Partha Dasgupta e Debraj Ray nos anos de
1980 desenvolveram teoria consistente com os argumentos de Josué de Castro e
mostraram como a má nutrição pode ser importante determinante de renda e da
acumulação de ativos. Angus Deaton, prêmio Nobel de 2015, estudou o problema
nos anos 1990 com trabalhos empíricos corroborando as ideias de Dasgupta e Ray.
A questão nutricional é certamente
relevante para os casos de extrema carência material, mas mesmo quando essa
questão parece resolvida a persistência da pobreza se mostra ainda relevante.
Há duas teorias principais para explicar
essa persistência. Alguns economistas defendem a ideia que algumas pessoas
trabalham em ocupações de baixo rendimento porque não possuem atributos, como
capital humano ou talento, para exercerem outras atividades.
A educação, por exemplo, habilita as
pessoas a aprenderem e utilizarem melhor as informações, os processos
produtivos, abrindo oportunidades para diversas atividades. O baixo capital
humano dos indivíduos explicaria a permanência das mesmas em certas atividades
e em situação de privação material.
De acordo com essa teoria, a pobreza seria
erradicada com um maior investimento nas pessoas através da expansão e melhoria
da saúde e da educação públicas. Ações diretas de combate à pobreza, como a
transferência de renda e/ou o acesso ao crédito, não teriam necessariamente
efeitos significativos e permanentes na pobreza de longo prazo.
Uma outra visão entre os economistas é que
as pessoas permanecem em atividades de baixo rendimento porque não têm ativos
ou renda suficiente para fazerem certos investimentos e assim saírem da
“armadilha da pobreza”. Um pequeno empresário pode precisar de máquinas e
equipamentos para aumentar sua escala produtiva e vendas, assim podendo acumular
ativos. Neste caso, acesso ao crédito barato e políticas de transferência de
renda poderiam induzir investimentos e a saída de situações de extrema pobreza.
A visão de Josué de Castro sobre o efeito
negativo na produtividade do trabalho de uma nutrição inadequada se insere
também nesta teoria da existência de uma “armadilha da pobreza”.
É pouco questionável que políticas que
levem a melhoria do capital humano possam tirar os indivíduos da pobreza. A
questão que levanta mais dúvidas é se há ou não evidência sobre a existência de
uma “armadilha da pobreza” e se políticas redistributivas podem ter efeitos
duradouros sobre a incidência da pobreza.
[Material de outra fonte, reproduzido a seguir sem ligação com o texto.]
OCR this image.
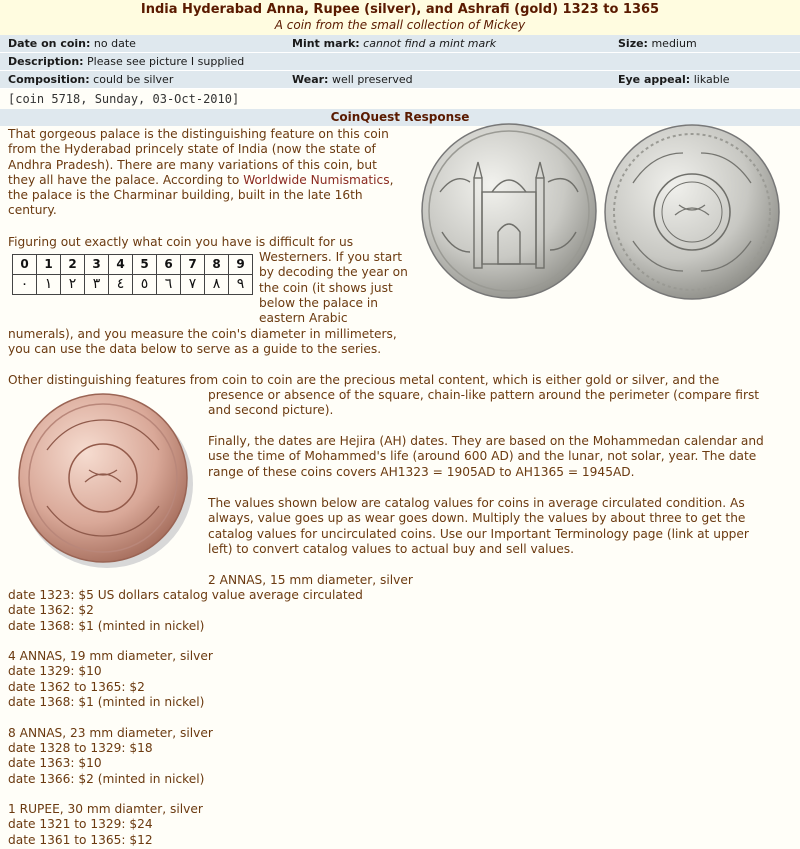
India Hyderabad Anna, Rupee (silver), and Ashrafi (gold) 1323 to 1365
A coin from the small collection of Mickey
Date on coin: no date	Mint mark: cannot find a mint mark	Size: medium
Description: Please see picture I supplied
Composition: could be silver	Wear: well preserved	Eye appeal: likable
[coin 5718, Sunday, 03-Oct-2010]
CoinQuest Response
That gorgeous palace is the distinguishing feature on this coin
from the Hyderabad princely state of India (now the state of
Andhra Pradesh). There are many variations of this coin, but
they all have the palace. According to Worldwide Numismatics,
the palace is the Charminar building, built in the late 16th
century.
Figuring out exactly what coin you have is difficult for us
Westerners. If you start
by decoding the year on
the coin (it shows just
below the palace in
eastern Arabic
numerals), and you measure the coin's diameter in millimeters,
you can use the data below to serve as a guide to the series.
Other distinguishing features from coin to coin are the precious metal content, which is either gold or silver, and the
presence or absence of the square, chain-like pattern around the perimeter (compare first
and second picture).
Finally, the dates are Hejira (AH) dates. They are based on the Mohammedan calendar and
use the time of Mohammed's life (around 600 AD) and the lunar, not solar, year. The date
range of these coins covers AH1323 = 1905AD to AH1365 = 1945AD.
The values shown below are catalog values for coins in average circulated condition. As
always, value goes up as wear goes down. Multiply the values by about three to get the
catalog values for uncirculated coins. Use our Important Terminology page (link at upper
left) to convert catalog values to actual buy and sell values.
2 ANNAS, 15 mm diameter, silver
date 1323: $5 US dollars catalog value average circulated
date 1362: $2
date 1368: $1 (minted in nickel)
4 ANNAS, 19 mm diameter, silver
date 1329: $10
date 1362 to 1365: $2
date 1368: $1 (minted in nickel)
8 ANNAS, 23 mm diameter, silver
date 1328 to 1329: $18
date 1363: $10
date 1366: $2 (minted in nickel)
1 RUPEE, 30 mm diamter, silver
date 1321 to 1329: $24
date 1361 to 1365: $12
0	1	2	3	4	5	6	7	8	9
٠	١	٢	٣	٤	٥	٦	٧	٨	٩
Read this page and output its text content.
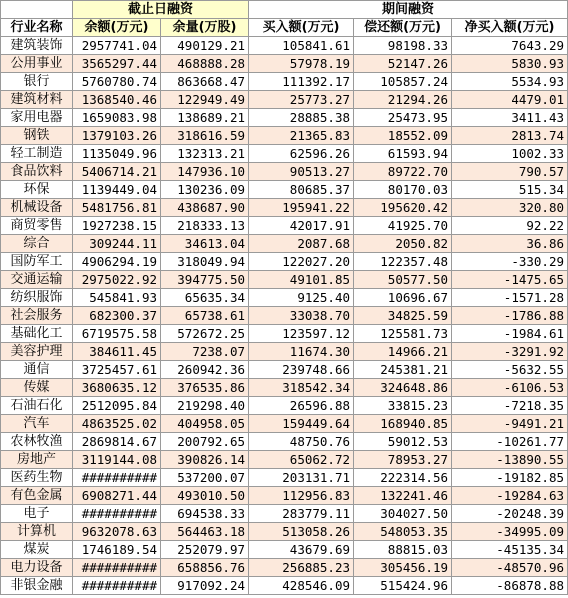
	截止日融资		期间融资		
行业名称	余额(万元)	余量(万股)	买入额(万元)	偿还额(万元)	净买入额(万元)
建筑装饰	2957741.04	490129.21	105841.61	98198.33	7643.29
公用事业	3565297.44	468888.28	57978.19	52147.26	5830.93
银行	5760780.74	863668.47	111392.17	105857.24	5534.93
建筑材料	1368540.46	122949.49	25773.27	21294.26	4479.01
家用电器	1659083.98	138689.21	28885.38	25473.95	3411.43
钢铁	1379103.26	318616.59	21365.83	18552.09	2813.74
轻工制造	1135049.96	132313.21	62596.26	61593.94	1002.33
食品饮料	5406714.21	147936.10	90513.27	89722.70	790.57
环保	1139449.04	130236.09	80685.37	80170.03	515.34
机械设备	5481756.81	438687.90	195941.22	195620.42	320.80
商贸零售	1927238.15	218333.13	42017.91	41925.70	92.22
综合	309244.11	34613.04	2087.68	2050.82	36.86
国防军工	4906294.19	318049.94	122027.20	122357.48	-330.29
交通运输	2975022.92	394775.50	49101.85	50577.50	-1475.65
纺织服饰	545841.93	65635.34	9125.40	10696.67	-1571.28
社会服务	682300.37	65738.61	33038.70	34825.59	-1786.88
基础化工	6719575.58	572672.25	123597.12	125581.73	-1984.61
美容护理	384611.45	7238.07	11674.30	14966.21	-3291.92
通信	3725457.61	260942.36	239748.66	245381.21	-5632.55
传媒	3680635.12	376535.86	318542.34	324648.86	-6106.53
石油石化	2512095.84	219298.40	26596.88	33815.23	-7218.35
汽车	4863525.02	404958.05	159449.64	168940.85	-9491.21
农林牧渔	2869814.67	200792.65	48750.76	59012.53	-10261.77
房地产	3119144.08	390826.14	65062.72	78953.27	-13890.55
医药生物	##########	537200.07	203131.71	222314.56	-19182.85
有色金属	6908271.44	493010.50	112956.83	132241.46	-19284.63
电子	##########	694538.33	283779.11	304027.50	-20248.39
计算机	9632078.63	564463.18	513058.26	548053.35	-34995.09
煤炭	1746189.54	252079.97	43679.69	88815.03	-45135.34
电力设备	##########	658856.76	256885.23	305456.19	-48570.96
非银金融	##########	917092.24	428546.09	515424.96	-86878.88
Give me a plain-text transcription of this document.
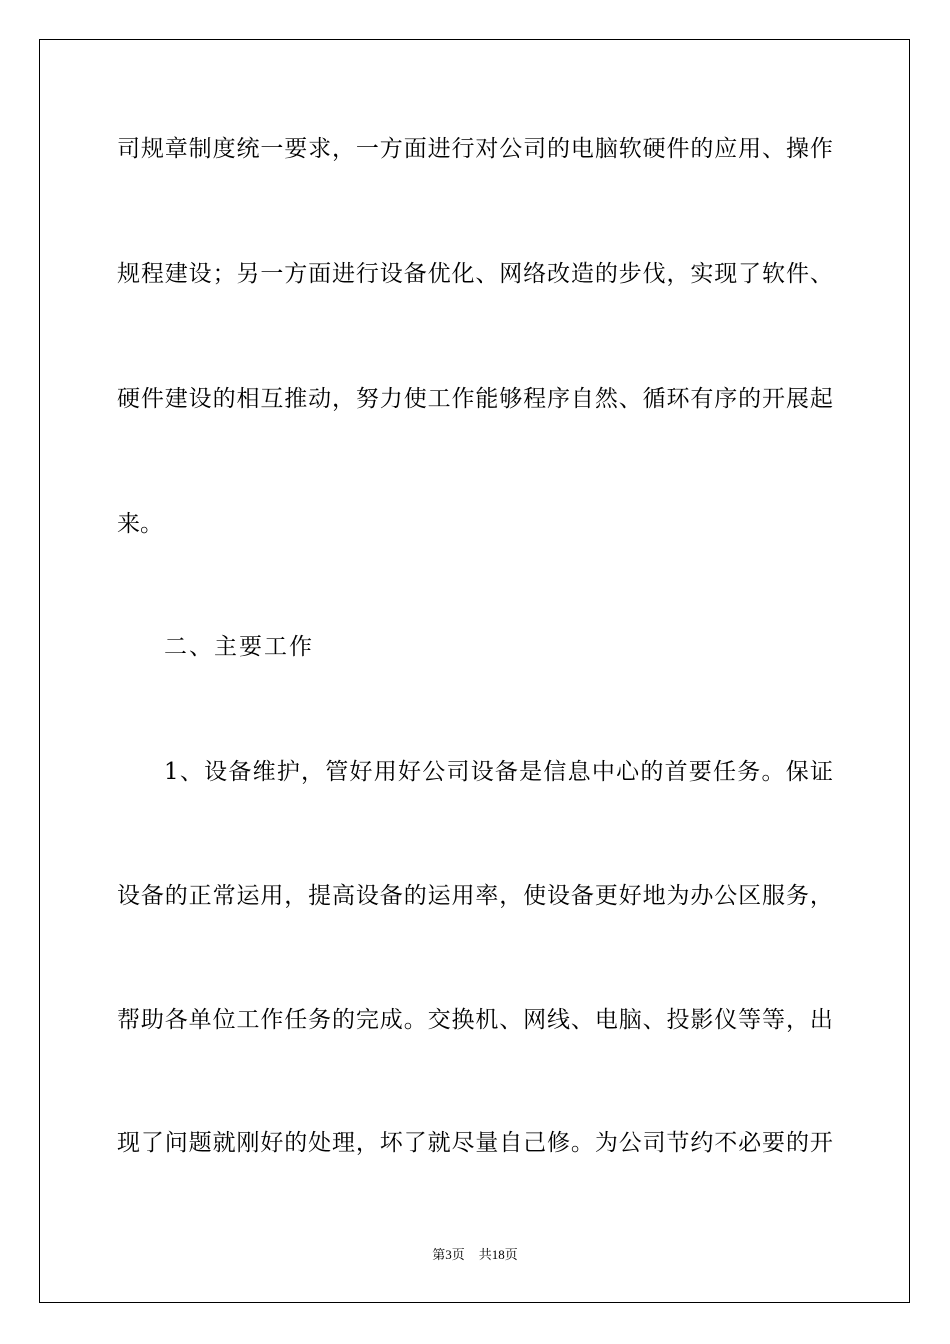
司 规 章 制 度 统 一 要 求 ， 一 方 面 进 行 对 公 司 的 电 脑 软 硬 件 的 应 用 、 操 作
规 程 建 设 ； 另 一 方 面 进 行 设 备 优 化 、 网 络 改 造 的 步 伐 ， 实 现 了 软 件 、
硬 件 建 设 的 相 互 推 动 ， 努 力 使 工 作 能 够 程 序 自 然 、 循 环 有 序 的 开 展 起
来。
二、主要工作
1 、 设 备 维 护 ， 管 好 用 好 公 司 设 备 是 信 息 中 心 的 首 要 任 务 。 保 证
设 备 的 正 常 运 用 ， 提 高 设 备 的 运 用 率 ， 使 设 备 更 好 地 为 办 公 区 服 务 ，
帮 助 各 单 位 工 作 任 务 的 完 成 。 交 换 机 、 网 线 、 电 脑 、 投 影 仪 等 等 ， 出
现 了 问 题 就 刚 好 的 处 理 ， 坏 了 就 尽 量 自 己 修 。 为 公 司 节 约 不 必 要 的 开
第3页 共18页
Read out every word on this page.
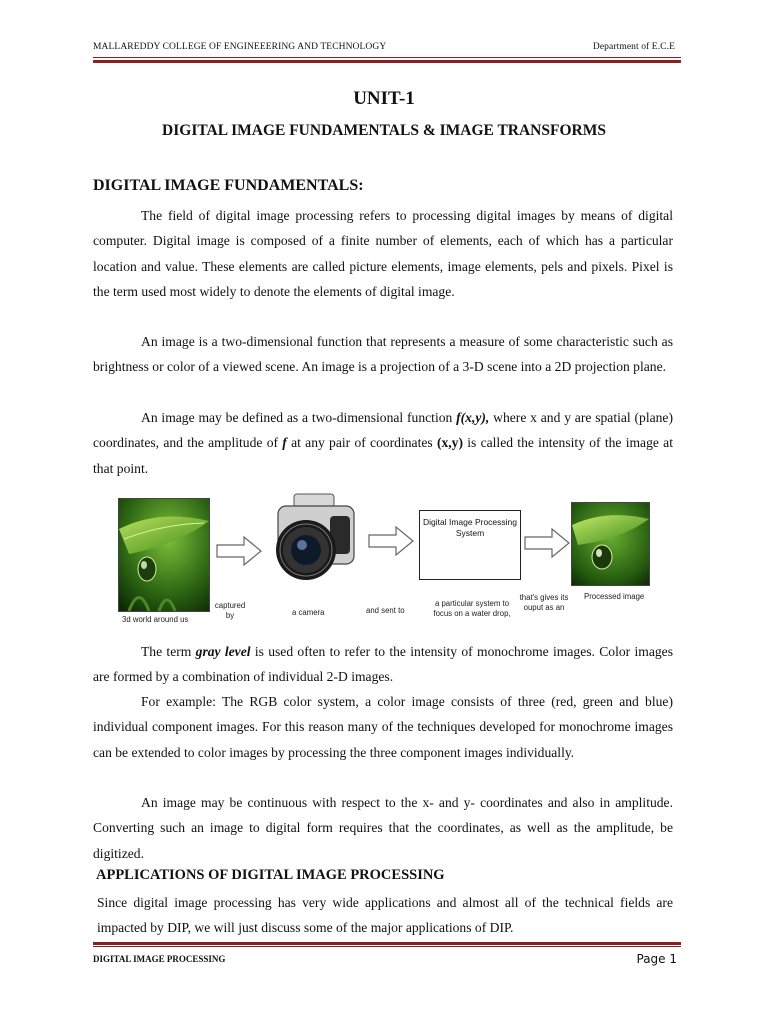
MALLAREDDY COLLEGE OF ENGINEEERING AND TECHNOLOGY	Department of E.C.E
UNIT-1
DIGITAL IMAGE FUNDAMENTALS & IMAGE TRANSFORMS
DIGITAL IMAGE FUNDAMENTALS:

The field of digital image processing refers to processing digital images by means of digital computer. Digital image is composed of a finite number of elements, each of which has a particular location and value. These elements are called picture elements, image elements, pels and pixels. Pixel is the term used most widely to denote the elements of digital image.

An image is a two-dimensional function that represents a measure of some characteristic such as brightness or color of a viewed scene. An image is a projection of a 3-D scene into a 2D projection plane.

An image may be defined as a two-dimensional function f(x,y), where x and y are spatial (plane) coordinates, and the amplitude of f at any pair of coordinates (x,y) is called the intensity of the image at that point.

3d world around us
captured
by	a camera	and sent to
Digital Image Processing
System
a particular system to
focus on a water drop,
that's gives its
ouput as an
Processed image

The term gray level is used often to refer to the intensity of monochrome images. Color images are formed by a combination of individual 2-D images.

For example: The RGB color system, a color image consists of three (red, green and blue) individual component images. For this reason many of the techniques developed for monochrome images can be extended to color images by processing the three component images individually.

An image may be continuous with respect to the x- and y- coordinates and also in amplitude. Converting such an image to digital form requires that the coordinates, as well as the amplitude, be digitized.

APPLICATIONS OF DIGITAL IMAGE PROCESSING

Since digital image processing has very wide applications and almost all of the technical fields are impacted by DIP, we will just discuss some of the major applications of DIP.

DIGITAL IMAGE PROCESSING	Page 1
Em um trabalho a sair no Quartely Journal
of Economics, economistas da London School of Economics analisam um experimento
controlado de 2007 com cerca de 26.000 famílias em Bangladesh, quando mulheres
dessas famílias aleatoriamente receberam uma transferência de um ativo com
valor de aproximadamente US$ 490 ou aproximadamente 90% do valor anual de
gastos com consumo dessas famílias.
Se a pobreza em Bangladesh é determinada
principalmente por atributos individuais dessas mulheres, era esperado que tal
transferência geraria efeitos temporários no consumo das famílias beneficiadas
pelo programa, mas não necessariamente teria levado a alterações relevantes nas
atividades laborais e na renda.
No entanto, após 11 anos, os autores do
estudo mostram que essa transferência gerou de fato mudanças duradouras,
afetando positivamente o número de horas trabalhadas, assim como as atividades
exercidas e o acúmulo permanente de ativos das mulheres. Os economistas indicam
que a taxa interna de retorno do programa foi bem mais elevada do que as taxas
de juros praticadas pelas instituições financeiras em Bangladesh.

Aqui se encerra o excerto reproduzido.